The best exercise for tight hamstrings
Have you tried to stretching your hamstrings with no results? How about pain behind your knee or up towards your glutes? This hamstring mobility/Quadriceps strengthening exercise helps improve flexibility of the backline as safely as possible. Focus on keeping the femur stable while hinging from the knee joint. Posture is important too, so keep a neutral spine, brace the abdominals and lengthen the spine.
Read the transcript:
Hi guys welcome to Sarah’s sixty second stretch.
We're doing a seated hamstring stretch today.
What we’re going to do is, we're going to sit right at the edge of the chair.
We're focusing on the posture. So we're pulling up nice and tall.
We’ve got those abdominals engaged and we've got the feet relaxed on the ground.
We're just going to extend one leg from the knee so the thighs stay in place.

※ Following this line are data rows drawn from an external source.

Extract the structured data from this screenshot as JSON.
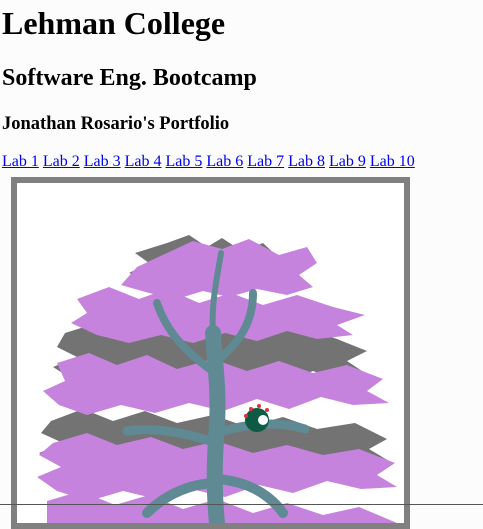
{
  "header": {
    "title": "Lehman College",
    "subtitle": "Software Eng. Bootcamp",
    "author": "Jonathan Rosario's Portfolio"
  },
  "nav": {
    "links": [
      "Lab 1",
      "Lab 2",
      "Lab 3",
      "Lab 4",
      "Lab 5",
      "Lab 6",
      "Lab 7",
      "Lab 8",
      "Lab 9",
      "Lab 10"
    ]
  },
  "artwork": {
    "frame_color": "#808080",
    "foliage_purple": "#c683de",
    "foliage_gray": "#737373",
    "branch_color": "#5f8a94",
    "ornament_color": "#0f5a44",
    "ornament_accent": "#d9343a"
  }
}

Then you're going to bend. Coming down.
Try not to relax the foot to the floor.
Keeping the quad engaged.
Extend and Bend.
Inhale exhale on the extension.
We're just hinging from the knee.
If this is too easy, keeping the posture, now hinge from the hips slightly lengthening the
back.
Extending forward and bend.
The more you lean forward the more of a stretch you'll feel at the back of the leg.
Exhale extend. Inhale to bend.
Let’s do two more.
And last time.
And then we're going to bend, relax and shake it out.
And of course, you've got the other side.